Mike Flynn’s Guilty Plea – What It Means

Michael Flynn, Trump’s ex-national security adviser, will plead guilty to Making False Statements to the FBI at 10:30 AM EST today (Friday). Seth Abramson explains what it means.

Attorney and University of New Hampshire professor Seth Abramson has been publishing extensive tweets regarding the Trump-Russia conspiracy for months now; and, while he has his critics, he has been correct on most of his assessments.

Abramson – a former public defender – has an impressive resume. As his website notes:

Seth is regularly interviewed about politics and higher education by domestic and International media. Recent interviews include the BBC, CNN, NPR, PBS, ABC Radio, The New York Times, The Boston Globe, The Chronicle of Higher Education, New York Magazine, and The New England Review of Books.

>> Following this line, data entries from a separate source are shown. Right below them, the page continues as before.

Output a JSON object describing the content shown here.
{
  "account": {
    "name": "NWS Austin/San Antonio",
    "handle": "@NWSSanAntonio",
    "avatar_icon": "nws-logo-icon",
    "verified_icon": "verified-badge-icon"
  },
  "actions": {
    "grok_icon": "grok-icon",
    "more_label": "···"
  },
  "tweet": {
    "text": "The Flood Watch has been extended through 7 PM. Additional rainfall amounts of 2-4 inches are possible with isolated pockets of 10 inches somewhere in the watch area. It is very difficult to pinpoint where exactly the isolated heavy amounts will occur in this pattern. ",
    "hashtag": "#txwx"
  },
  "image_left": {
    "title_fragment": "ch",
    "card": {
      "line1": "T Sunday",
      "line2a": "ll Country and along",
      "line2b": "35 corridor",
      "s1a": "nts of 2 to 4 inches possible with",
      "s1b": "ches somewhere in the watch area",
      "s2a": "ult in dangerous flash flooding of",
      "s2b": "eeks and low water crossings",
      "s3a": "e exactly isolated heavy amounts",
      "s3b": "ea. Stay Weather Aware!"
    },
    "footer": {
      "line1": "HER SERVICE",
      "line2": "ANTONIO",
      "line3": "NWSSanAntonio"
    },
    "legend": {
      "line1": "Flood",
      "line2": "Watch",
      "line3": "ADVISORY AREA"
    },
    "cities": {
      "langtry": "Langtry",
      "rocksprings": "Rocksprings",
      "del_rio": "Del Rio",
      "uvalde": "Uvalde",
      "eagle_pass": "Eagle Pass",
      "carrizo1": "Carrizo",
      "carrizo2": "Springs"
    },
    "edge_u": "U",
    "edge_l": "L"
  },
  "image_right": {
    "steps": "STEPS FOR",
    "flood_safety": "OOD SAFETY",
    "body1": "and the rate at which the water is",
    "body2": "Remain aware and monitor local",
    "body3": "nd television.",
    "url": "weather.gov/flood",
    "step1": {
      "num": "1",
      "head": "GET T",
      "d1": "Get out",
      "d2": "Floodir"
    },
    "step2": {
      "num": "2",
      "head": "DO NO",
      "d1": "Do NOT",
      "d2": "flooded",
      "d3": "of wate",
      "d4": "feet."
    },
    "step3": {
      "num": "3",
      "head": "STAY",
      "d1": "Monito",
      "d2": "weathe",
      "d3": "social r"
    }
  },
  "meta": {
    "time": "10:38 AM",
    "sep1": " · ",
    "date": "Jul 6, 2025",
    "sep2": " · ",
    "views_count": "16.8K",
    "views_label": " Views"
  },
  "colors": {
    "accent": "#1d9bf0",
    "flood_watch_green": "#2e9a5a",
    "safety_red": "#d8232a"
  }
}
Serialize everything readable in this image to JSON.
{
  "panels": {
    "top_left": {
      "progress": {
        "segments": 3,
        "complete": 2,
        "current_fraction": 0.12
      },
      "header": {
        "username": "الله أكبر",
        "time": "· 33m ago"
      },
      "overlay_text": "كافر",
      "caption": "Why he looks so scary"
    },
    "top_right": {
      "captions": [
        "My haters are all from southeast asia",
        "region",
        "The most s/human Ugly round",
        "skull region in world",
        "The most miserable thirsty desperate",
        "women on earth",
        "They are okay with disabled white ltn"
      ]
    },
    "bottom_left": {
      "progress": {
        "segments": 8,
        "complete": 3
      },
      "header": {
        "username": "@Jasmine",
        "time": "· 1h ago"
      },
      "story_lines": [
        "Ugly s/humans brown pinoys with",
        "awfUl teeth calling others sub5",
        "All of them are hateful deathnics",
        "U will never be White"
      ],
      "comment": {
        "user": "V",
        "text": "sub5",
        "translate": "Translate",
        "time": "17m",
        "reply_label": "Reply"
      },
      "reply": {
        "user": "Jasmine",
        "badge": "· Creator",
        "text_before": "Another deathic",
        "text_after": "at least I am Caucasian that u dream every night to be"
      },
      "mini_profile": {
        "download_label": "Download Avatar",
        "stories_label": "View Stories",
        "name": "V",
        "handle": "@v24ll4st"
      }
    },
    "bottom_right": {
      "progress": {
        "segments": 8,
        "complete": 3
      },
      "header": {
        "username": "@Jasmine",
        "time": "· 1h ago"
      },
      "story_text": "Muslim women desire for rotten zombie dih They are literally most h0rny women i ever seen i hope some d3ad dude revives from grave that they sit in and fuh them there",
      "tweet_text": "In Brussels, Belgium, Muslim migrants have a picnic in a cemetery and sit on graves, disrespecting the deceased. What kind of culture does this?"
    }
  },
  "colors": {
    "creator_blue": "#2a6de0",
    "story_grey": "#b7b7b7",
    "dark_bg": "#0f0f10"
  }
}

Seth’s essays have also been widely cited, including discussions on CNBC, PBS, FNC, BET, and NPR, as well as in Politico, The Atlantic, Rolling Stone, The Washington Post, The Guardian, The Los Angeles Times, The New Yorker, The Chicago Tribune, The Philadelphia Inquirer, Playboy, Slate, and Pitchfork.

Abramson published a massive megathread on Twitter today regarding Michael Flynn’s anticipated guilty plea today.

That guilty plea has been confirmed by Special Counsel Robert Mueller’s office. As CNBC reports:

A plea hearing for Flynn, the first Trump administration official charged in the ongoing Russia probe, has been scheduled for 10:30 a.m. in Washington, D.C. federal court, Special Counsel Robert Mueller’s office said.

The retired Army lieutenant general is expected to plead guilty to a criminal information charging him with a single count of knowingly making materially false, fictitious and fraudulent statements to FBI agents.

Abramson’s thread is below and we will relate a few highlights.

Abramson begins by noting that “This is the biggest development in the Russia probe so far.”

Below are Abramson’s first nine tweets. His thread is ongoing and has reached 30 points thus far.

  1. First, it’s important to understand that Mueller has entered into a plea deal with Flynn in which Flynn pleads guilty to far less than the available evidence suggests he could be charged with. This indicates that he has cut a deal with Mueller to cooperate in the Russia probe.
  2. We’ve already seen Mueller do this once before in the probe, with George Papadopoulos—who was charged with the same crime as Flynn, Making False Statements, to secure his cooperation with the Russia probe. The Papadopoulos plea affidavit emphasized facts were being left out.
  3. Flynn is widely regarded as dead-to-rights on more charges than Making False Statements—notably, FARA violations (failing to register as a foreign agent of Turkey under the Foreign Agent Registration Act). There’s recently been evidence he was part of a kidnapping plot, too.
  4. Getting charged with just one count of Making False Statements is a great deal for Mike Flynn—it doesn’t necessarily mean he’ll escape incarceration, but a) it makes that a possibility (depending on what the parties and judge say and do), and b) any time served may be minimal.
  5. What this suggests is Flynn brings substantial inculpatory info (info tending to incriminate others) to the table. Unlike Papadopoulos, Flynn was going to be—because of his position in the administration—a primary target of the probe. So he had to offer a lot to get this deal.
  6. Deals like this are offered *only* when a witness can incriminate someone “higher up the food-chain” than them. In the case of the nation’s former National Security Advisor, the *only* people above him in the executive-branch hierarchy are the President and the Vice President.
  7. There may be other targets in the Russia probe—such as Attorney General Sessions—at Flynn’s same level in the hierarchy, but unless he could incriminate two or more of them, a deal like this would not be offered to him. And there *aren’t* two or more at his level in this case.
  8. What this indicates—beyond any serious doubt—is the following: Special Counsel Bob Mueller, the former Director of the FBI, believes Mike Flynn’s testimony will *incriminate* the President of the United States, the Vice President of the United States, or both of these two men.
  9. For this reason, what’s about to happen in 50 minutes is far and away the biggest development thus far in the Trump-Russia probe, and likely the biggest development in U.S. politics since President Nixon resigned from office during the Watergate scandal. This is historic.